3) It's way better than making your own bespoke auth/profile services; don't even consider that anymore, the problem has been solved well.
AWS Support overall is poor. Your main resources are trainings and the docs, and the docs can be very confusing. Using Cognito well involves having a developer learn it deeply and help support your team in understanding it. That said, Cognito's competitors also have dismal support and even worse documentation, so while this isn't a strength for Cognito it may still be the frontrunner here.
Easier than many AWS products, but still a challenge to get up and running... and yet still easier and more understandable than its competitors. Authentication is complicated, so most authentication tools aren't strong here.

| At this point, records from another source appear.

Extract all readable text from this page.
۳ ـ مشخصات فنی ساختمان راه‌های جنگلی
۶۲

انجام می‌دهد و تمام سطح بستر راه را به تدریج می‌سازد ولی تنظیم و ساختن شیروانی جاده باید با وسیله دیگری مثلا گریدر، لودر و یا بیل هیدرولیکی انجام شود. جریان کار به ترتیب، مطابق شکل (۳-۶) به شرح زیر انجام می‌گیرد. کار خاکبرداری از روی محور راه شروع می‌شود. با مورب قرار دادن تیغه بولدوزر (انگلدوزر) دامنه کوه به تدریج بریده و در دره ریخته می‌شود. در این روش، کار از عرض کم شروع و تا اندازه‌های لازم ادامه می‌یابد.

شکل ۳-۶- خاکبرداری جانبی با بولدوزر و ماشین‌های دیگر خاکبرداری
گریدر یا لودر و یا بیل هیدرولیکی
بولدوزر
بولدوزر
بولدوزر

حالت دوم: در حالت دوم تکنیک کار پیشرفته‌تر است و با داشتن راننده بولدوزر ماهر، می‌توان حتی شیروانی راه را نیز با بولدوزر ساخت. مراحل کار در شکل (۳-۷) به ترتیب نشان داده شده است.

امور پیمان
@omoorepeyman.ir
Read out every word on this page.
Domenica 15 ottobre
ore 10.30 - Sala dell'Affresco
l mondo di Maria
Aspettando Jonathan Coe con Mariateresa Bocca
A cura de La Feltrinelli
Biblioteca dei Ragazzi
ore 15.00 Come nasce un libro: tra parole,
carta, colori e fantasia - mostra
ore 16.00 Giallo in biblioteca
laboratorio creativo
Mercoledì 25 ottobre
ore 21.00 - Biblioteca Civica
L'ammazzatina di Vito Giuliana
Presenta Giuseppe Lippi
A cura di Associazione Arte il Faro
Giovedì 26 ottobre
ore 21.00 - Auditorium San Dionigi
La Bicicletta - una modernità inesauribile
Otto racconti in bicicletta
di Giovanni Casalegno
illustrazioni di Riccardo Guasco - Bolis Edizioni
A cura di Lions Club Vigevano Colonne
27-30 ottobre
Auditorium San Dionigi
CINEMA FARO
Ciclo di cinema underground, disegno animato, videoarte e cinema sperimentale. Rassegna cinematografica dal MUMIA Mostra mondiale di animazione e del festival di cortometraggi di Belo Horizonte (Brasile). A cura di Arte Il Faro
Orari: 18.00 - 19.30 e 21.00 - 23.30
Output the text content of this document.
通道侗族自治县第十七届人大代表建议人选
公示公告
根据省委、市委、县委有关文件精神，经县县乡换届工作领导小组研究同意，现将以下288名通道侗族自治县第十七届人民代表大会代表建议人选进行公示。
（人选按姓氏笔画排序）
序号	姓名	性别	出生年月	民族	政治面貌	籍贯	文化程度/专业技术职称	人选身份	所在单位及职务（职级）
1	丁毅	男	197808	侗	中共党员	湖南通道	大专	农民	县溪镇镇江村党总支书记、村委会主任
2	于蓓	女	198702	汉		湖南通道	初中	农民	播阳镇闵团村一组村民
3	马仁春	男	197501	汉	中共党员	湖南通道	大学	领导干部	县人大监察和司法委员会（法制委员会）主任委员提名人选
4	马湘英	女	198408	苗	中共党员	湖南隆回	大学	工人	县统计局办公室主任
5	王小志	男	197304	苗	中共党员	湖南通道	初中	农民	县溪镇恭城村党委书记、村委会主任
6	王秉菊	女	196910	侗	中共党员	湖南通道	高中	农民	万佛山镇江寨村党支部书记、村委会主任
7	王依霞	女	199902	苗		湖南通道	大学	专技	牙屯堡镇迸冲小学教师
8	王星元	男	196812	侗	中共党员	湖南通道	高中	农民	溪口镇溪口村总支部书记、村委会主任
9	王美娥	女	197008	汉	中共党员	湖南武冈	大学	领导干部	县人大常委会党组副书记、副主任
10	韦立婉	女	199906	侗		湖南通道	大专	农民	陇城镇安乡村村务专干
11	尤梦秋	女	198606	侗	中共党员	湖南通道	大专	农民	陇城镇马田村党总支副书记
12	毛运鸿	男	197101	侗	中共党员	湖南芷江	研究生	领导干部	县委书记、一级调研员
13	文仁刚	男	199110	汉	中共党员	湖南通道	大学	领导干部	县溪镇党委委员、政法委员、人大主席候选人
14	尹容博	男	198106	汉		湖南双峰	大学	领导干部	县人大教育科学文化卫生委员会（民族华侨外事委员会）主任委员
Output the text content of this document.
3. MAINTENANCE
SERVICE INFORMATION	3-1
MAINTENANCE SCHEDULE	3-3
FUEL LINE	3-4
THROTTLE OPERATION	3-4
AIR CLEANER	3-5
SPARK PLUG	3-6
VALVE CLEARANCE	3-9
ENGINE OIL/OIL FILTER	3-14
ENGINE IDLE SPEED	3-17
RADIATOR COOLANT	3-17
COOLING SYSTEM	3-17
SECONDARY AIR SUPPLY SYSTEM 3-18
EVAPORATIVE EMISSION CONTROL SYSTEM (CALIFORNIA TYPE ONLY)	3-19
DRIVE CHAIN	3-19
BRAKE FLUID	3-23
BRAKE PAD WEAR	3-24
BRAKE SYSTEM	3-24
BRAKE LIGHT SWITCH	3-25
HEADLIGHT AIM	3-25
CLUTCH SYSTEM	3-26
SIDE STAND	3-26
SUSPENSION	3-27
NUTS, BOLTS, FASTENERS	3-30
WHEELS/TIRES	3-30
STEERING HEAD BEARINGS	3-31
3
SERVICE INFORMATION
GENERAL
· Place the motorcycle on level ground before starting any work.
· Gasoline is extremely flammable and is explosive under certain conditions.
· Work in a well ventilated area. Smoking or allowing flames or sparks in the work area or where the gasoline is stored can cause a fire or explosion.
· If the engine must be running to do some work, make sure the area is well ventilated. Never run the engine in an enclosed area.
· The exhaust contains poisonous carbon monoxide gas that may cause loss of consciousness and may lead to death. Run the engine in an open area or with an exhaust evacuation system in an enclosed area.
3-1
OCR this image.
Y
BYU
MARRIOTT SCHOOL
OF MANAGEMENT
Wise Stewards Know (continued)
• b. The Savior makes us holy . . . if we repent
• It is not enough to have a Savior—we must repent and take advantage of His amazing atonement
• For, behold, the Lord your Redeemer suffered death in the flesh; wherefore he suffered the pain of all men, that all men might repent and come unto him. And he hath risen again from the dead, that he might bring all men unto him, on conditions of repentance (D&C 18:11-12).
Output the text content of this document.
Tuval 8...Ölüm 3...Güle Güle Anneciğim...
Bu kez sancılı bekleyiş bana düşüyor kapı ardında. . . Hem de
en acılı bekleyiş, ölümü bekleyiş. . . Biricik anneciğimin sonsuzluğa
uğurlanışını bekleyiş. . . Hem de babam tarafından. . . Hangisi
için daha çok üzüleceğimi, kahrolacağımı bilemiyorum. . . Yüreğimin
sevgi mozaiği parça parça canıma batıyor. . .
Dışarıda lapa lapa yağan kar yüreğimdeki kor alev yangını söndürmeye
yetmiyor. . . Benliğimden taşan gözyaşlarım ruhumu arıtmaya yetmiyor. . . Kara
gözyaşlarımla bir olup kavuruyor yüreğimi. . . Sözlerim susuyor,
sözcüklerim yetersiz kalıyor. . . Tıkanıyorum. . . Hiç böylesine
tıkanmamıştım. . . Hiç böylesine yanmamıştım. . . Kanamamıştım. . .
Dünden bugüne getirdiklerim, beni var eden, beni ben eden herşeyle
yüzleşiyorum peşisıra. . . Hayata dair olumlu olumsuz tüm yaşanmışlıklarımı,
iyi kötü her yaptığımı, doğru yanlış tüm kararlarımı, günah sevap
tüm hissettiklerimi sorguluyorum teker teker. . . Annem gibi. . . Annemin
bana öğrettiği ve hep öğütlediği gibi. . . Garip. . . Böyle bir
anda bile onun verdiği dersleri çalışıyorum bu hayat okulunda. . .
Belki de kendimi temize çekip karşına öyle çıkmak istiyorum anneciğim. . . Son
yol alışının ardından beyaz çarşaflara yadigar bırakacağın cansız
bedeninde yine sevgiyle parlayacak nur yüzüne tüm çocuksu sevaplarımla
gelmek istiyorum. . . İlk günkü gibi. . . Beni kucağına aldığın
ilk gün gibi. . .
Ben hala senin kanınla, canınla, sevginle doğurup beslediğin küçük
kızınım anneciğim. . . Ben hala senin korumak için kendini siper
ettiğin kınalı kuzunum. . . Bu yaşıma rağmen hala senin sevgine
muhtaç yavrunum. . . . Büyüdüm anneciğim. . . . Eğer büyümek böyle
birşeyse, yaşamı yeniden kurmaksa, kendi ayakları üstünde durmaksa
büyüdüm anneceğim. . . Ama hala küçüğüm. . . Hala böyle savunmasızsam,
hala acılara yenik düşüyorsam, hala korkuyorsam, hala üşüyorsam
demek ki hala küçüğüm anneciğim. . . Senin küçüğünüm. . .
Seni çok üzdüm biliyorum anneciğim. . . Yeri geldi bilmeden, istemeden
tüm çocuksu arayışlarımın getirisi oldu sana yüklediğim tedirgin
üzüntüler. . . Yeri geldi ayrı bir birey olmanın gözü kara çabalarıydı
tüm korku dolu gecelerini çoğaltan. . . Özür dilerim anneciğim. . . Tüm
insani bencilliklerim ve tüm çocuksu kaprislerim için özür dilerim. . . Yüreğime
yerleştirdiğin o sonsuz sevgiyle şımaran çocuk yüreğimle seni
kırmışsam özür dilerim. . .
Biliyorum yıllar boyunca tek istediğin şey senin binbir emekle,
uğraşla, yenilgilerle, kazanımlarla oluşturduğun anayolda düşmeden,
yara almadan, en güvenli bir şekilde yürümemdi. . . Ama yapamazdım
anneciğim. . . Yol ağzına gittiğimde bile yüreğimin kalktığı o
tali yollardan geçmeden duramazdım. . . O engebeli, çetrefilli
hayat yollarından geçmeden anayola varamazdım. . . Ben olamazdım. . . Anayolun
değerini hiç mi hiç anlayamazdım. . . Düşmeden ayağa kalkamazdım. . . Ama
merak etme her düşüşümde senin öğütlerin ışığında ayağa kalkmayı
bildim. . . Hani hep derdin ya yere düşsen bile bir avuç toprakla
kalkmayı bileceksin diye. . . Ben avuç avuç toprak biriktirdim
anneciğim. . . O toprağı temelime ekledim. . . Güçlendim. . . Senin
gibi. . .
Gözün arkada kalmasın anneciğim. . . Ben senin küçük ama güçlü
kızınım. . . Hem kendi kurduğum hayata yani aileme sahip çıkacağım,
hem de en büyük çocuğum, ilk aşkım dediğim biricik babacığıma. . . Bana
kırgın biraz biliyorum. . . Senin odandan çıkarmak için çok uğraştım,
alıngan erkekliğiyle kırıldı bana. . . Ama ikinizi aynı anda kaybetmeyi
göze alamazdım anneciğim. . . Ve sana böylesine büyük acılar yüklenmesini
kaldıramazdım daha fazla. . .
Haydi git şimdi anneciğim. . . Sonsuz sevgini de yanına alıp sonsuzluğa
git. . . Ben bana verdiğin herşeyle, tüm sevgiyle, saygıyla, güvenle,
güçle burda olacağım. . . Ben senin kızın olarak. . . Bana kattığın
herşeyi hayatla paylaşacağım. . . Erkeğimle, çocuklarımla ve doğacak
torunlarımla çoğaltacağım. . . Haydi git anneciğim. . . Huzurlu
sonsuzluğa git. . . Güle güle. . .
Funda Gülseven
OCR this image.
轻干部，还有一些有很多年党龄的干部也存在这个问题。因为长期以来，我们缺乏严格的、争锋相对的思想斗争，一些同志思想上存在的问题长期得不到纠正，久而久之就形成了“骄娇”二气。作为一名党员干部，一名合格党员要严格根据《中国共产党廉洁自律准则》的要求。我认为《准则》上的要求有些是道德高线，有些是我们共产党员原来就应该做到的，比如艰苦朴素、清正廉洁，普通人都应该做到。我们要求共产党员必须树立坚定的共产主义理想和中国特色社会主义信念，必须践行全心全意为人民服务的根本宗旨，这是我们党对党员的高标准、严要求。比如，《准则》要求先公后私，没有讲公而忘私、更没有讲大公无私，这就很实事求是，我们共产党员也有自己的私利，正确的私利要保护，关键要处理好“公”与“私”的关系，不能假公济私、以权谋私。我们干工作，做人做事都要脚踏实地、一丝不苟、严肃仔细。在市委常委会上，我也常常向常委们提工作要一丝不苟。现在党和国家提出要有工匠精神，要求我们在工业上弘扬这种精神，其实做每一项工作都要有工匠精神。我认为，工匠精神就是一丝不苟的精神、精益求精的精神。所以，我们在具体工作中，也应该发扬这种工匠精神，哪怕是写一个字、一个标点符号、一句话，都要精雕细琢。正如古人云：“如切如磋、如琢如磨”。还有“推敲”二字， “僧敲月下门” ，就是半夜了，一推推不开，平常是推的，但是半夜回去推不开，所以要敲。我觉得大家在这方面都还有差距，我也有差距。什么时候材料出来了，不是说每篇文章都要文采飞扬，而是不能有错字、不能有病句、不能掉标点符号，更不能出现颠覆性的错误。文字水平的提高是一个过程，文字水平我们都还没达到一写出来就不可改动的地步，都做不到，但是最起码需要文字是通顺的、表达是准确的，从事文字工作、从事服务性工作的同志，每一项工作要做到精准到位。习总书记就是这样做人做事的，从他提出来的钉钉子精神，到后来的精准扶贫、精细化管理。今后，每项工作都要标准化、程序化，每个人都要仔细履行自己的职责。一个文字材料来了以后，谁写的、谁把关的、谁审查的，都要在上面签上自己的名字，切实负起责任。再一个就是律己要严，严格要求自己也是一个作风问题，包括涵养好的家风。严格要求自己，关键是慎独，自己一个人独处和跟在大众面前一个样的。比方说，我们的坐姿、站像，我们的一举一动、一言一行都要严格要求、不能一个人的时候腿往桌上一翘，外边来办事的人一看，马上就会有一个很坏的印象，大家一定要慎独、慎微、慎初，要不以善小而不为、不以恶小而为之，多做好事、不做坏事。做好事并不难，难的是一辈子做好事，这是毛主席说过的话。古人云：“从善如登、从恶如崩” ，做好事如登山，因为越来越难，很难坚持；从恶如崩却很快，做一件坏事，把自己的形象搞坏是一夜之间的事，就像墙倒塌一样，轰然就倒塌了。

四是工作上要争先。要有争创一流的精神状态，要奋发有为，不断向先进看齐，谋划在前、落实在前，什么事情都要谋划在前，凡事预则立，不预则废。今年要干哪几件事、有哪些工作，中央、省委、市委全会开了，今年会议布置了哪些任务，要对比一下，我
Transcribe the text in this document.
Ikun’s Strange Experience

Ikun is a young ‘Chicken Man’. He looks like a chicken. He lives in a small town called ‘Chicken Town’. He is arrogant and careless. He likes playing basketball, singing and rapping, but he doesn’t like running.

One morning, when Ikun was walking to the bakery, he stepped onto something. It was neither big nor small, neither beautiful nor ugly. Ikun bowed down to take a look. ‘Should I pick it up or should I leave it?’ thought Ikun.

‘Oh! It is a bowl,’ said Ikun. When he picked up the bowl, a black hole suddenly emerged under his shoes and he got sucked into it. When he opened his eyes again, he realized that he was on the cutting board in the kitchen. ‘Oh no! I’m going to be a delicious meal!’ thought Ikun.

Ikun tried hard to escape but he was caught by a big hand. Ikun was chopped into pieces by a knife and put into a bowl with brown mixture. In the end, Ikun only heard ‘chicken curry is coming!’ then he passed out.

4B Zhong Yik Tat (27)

Do you think Amazon Cognito delivers good value for the price?

Yes

Are you happy with Amazon Cognito's feature set?

Yes

Did Amazon Cognito live up to sales and marketing promises?

Yes

Did implementation of Amazon Cognito go as expected?

Yes

Would you buy Amazon Cognito again?

Yes

If you're already using AWS, there's no reason why you should implement your own password authentication or OAuth flows when you can use Cognito instead. It solves that work for you astoundingly well. You might be tempted by a tool like Okta for OAuth flows, but unless you already have a hard dependency on it then you should go with Cognito instead. It's much lighter weight, and it's much more pleasant to extend it with lambdas.

If you don't have any AWS in your stack, or it's very very important to you to stay platform-independent for your login flows, then those are reasons to avoid Cognito.